Atualmente, 90% dos insumos para a produção de medicamentos e vacinas é importado
O Brasil não está preparado para enfrentar eventuais novas pandemias por conta da falta de investimento no setor industrial que fornece insumos e outras ferramentas para a área de saúde. A constatação é da nota técnica “Capacidade de Produção de Vacinas no Brasil”, publicado pela Oxfam Brasil, em parceria com a Fiocruz Amazônia, nesta quarta-feira (25).
De acordo com a publicação, o Complexo Econômico Industrial da Saúde (Ceis) passa por um “gargalo” de investimentos, o que compromete principalmente a atuação do Sistema Único de Saúde (SUS), que atende direta ou indiretamente cerca de 190 milhões pessoas anualmente, segundo o Ministério da Saúde.
O complexo é composto por setores industriais de base química e biotecnológica (fármacos, medicamentos, imunobiológicos, vacinas, hemoderivados e reagentes) e de base mecânica, eletrônica e de materiais (equipamentos mecânicos, eletrônicos, próteses, órteses e materiais).
Diante dos gargalos, hoje, 90% dos insumos para a produção de medicamentos e vacinas é importado. Em relação aos equipamentos médicos, 50% vêm de fora. Quanto aos medicamentos finais, o percentual é de 60%. Outro dado expressivo é que o Brasil possui apenas 15 fábricas produtoras de ingrediente farmacêutico ativo (IFA), essencial para as vacinas, com apenas duas instituições produzindo vacinas: Fiocruz e Instituto Butantã. Na China, esse último passa de mil.
A nota técnica ainda traz posicionamentos de entidades de classe. Norberto Prestes, presidente da Associação Brasileira da Indústria de Insumos Farmacêuticos (Abiquifi), é necessário “discutir um plano estratégico, assim como foi feito em relação aos fertilizantes. A indústria de base [química] para o fertilizante e agrotóxico é a mesma do medicamento”.
Outro posicionamento destacado pela nota é do presidente da Associação Brasileira da Indústria de Dispositivos Médicos (Abimo), Paulo Henrique Fraccaro. “A gente sonha ter para a área de dispositivos médicos o mesmo projeto que o governo fez há 20 anos para os medicamentos genéricos”, afirma.

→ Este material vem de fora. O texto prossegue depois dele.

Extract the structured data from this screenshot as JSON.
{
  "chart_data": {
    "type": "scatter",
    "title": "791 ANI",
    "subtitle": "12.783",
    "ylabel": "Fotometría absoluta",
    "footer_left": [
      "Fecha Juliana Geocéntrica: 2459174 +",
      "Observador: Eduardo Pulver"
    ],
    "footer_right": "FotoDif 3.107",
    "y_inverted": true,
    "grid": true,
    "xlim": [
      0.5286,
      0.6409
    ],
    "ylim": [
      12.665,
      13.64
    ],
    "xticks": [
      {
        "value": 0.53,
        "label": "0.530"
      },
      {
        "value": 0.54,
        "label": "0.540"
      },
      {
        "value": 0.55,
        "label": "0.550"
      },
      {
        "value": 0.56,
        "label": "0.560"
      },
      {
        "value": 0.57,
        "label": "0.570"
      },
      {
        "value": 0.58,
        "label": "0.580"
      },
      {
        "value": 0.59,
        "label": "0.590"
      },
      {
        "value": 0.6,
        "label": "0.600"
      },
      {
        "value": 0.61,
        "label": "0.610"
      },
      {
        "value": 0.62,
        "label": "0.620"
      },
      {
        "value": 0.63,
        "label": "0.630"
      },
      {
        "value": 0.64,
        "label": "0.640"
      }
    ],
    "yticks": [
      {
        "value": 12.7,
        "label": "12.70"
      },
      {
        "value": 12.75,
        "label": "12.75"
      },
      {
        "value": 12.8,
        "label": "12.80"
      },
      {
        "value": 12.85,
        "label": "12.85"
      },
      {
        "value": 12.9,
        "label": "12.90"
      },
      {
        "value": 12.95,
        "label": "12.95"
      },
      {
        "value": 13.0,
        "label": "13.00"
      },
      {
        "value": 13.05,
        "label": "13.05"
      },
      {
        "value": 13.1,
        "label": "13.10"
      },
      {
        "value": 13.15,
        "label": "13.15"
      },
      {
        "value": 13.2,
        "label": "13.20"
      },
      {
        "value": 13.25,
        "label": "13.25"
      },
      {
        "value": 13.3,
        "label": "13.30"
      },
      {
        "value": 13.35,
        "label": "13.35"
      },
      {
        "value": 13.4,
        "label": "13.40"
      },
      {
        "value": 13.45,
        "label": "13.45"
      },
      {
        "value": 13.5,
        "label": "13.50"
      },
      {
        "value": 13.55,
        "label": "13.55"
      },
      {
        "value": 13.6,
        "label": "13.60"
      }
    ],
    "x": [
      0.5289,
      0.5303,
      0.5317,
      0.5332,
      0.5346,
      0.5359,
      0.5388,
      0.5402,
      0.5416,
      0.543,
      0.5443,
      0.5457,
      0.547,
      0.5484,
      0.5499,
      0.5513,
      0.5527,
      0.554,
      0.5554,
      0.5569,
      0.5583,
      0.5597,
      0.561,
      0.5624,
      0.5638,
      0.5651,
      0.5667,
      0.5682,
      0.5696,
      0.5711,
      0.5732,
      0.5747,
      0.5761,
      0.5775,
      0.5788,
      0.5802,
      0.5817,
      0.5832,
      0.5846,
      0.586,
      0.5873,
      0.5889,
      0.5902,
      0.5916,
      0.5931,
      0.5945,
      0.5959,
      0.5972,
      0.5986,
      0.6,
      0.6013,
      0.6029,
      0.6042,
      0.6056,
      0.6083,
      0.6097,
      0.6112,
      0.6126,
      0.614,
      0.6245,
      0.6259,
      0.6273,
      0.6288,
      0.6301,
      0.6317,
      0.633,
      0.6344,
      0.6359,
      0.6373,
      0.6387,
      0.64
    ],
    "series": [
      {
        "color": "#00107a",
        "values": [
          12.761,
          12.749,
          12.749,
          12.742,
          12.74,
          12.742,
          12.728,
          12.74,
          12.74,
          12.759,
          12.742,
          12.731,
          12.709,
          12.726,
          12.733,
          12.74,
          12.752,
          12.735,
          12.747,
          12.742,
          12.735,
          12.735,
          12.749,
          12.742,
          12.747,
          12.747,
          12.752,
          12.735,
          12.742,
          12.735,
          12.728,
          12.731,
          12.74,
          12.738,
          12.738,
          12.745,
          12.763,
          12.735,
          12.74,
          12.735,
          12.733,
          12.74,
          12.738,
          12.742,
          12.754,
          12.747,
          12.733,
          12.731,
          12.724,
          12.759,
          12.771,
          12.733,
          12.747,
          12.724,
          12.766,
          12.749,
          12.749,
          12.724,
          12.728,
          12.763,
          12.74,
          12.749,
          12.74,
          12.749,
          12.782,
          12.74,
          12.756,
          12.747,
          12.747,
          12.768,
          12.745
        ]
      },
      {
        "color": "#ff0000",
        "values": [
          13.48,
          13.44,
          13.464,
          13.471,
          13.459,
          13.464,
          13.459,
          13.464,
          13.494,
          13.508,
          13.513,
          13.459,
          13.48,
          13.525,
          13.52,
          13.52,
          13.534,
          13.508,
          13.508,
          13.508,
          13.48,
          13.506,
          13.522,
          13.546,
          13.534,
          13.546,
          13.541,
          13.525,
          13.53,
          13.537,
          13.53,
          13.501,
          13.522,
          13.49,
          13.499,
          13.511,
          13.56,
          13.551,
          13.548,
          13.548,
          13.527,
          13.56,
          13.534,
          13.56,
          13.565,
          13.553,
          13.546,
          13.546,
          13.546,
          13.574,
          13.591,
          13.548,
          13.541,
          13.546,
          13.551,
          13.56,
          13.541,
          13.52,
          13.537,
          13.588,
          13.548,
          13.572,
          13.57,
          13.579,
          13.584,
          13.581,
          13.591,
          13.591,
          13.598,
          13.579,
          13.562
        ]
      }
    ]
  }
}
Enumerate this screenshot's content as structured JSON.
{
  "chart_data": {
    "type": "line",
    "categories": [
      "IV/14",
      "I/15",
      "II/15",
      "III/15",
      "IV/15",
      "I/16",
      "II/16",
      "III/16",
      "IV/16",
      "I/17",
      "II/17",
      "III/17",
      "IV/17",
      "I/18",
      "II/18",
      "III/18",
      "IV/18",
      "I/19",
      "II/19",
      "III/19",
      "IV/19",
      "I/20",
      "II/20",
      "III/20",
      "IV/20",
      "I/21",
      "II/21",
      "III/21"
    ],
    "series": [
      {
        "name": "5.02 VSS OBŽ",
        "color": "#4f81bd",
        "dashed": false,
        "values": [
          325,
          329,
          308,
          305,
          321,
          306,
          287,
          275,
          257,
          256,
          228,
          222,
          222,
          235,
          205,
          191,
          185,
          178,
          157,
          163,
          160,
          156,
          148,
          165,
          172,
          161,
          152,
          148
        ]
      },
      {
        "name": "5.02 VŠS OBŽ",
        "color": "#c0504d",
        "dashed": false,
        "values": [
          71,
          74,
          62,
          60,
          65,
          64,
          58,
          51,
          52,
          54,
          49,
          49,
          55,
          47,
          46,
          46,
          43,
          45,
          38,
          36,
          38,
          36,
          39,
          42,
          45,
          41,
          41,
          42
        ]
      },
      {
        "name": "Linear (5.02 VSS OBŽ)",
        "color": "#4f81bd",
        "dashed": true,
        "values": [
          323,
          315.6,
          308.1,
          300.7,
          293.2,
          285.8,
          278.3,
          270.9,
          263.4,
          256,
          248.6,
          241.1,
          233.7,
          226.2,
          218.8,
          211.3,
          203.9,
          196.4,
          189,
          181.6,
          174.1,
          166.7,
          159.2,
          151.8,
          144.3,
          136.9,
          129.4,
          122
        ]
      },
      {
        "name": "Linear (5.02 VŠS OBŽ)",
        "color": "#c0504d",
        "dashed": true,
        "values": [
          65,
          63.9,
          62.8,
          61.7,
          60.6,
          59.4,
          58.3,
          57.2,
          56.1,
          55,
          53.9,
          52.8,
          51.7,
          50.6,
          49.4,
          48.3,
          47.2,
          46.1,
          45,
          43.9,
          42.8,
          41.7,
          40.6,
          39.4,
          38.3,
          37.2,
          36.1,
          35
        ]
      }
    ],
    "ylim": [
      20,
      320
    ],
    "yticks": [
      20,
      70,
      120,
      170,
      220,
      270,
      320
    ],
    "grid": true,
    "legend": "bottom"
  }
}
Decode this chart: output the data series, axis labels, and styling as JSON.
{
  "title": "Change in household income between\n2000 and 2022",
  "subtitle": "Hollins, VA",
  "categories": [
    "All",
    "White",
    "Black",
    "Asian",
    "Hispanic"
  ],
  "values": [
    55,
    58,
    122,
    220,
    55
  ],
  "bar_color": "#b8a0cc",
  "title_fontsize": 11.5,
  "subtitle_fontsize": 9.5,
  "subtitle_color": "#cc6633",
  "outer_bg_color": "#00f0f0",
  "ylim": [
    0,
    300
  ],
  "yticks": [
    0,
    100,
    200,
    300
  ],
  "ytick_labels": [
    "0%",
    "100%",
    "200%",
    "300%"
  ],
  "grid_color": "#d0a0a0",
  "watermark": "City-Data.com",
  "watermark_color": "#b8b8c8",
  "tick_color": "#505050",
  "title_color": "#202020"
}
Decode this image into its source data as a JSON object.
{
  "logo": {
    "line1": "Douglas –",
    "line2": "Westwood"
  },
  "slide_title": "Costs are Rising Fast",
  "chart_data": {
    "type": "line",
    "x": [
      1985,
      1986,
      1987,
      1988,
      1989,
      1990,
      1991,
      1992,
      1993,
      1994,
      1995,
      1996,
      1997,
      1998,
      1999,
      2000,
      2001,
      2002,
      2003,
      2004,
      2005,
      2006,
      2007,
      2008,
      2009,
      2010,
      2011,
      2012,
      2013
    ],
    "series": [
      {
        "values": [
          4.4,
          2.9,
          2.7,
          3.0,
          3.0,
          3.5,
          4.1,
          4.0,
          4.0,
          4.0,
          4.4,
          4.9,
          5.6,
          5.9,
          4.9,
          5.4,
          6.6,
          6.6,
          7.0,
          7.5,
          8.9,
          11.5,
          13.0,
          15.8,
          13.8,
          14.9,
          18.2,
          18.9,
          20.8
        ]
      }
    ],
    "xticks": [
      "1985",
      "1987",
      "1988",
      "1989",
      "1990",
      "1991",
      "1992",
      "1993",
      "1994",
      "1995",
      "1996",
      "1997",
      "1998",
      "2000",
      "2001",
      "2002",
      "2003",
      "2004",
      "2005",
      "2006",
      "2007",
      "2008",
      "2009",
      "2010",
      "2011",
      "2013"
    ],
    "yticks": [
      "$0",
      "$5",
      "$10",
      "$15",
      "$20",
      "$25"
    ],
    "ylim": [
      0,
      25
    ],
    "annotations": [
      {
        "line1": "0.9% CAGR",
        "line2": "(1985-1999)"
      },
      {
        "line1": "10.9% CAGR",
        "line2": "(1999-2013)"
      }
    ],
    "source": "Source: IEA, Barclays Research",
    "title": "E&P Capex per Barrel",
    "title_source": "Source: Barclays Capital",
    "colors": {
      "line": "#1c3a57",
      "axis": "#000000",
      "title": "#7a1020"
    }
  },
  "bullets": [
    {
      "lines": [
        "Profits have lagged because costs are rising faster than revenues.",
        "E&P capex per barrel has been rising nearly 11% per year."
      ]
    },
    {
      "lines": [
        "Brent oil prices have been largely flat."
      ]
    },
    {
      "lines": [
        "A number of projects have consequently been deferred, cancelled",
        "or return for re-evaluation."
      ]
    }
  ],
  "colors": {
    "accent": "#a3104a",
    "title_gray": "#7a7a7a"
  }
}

No ano de 1999, o governo federal criou uma legislação para implementar medicamentos genéricos em consonância com normas adotadas pela Organização Mundial da Saúde (OMS). Nas palavras de Fraccaro, a iniciativa permitiu a criação de fontes de financiamento e incentivos para empresas farmacêuticas nacionais pequenas, que não representavam na época 12% do mercado. O governo “fez propaganda e criou farmácias populares para comprar genéricos. Hoje cinco das oito maiores empresas farmacêuticas do Brasil são nacionais”.
Diante do cenário, o documento da Oxfam traz recomendações a partir de dois caminhos: investimentos em ciência nacionalmente e cooperação internacional entre os países da América Latina.
“Os desafios estruturais e doenças que afetam a região não são de interesse para laboratórios de países no Norte global, por exemplo, os casos da doença de chagas, a dengue, a malária e a tuberculose. Os países da região também têm o objetivo comum de defender coletivamente os recursos ambientais e a biodiversidade local”, afirma um trecho da nota técnica.
Hoje, existem fábricas de vacinas em apenas três países da América Latina: no México, no Brasil e na Argentina. Ainda que o complexo industrial de saúde brasileiro seja o maior, ainda está longe de suprir a demanda nacional.
Em abril deste ano, o governo federal recriou o Grupo Executivo do Complexo Econômico-Industrial da Saúde (Geceis), responsável por estabelecer metas para que a produção brasileira atenda a 70% da demanda nacional em até 10 anos. O grupo foi extinto em 2019, no primeiro ano do governo de Jair Bolsonaro (PL).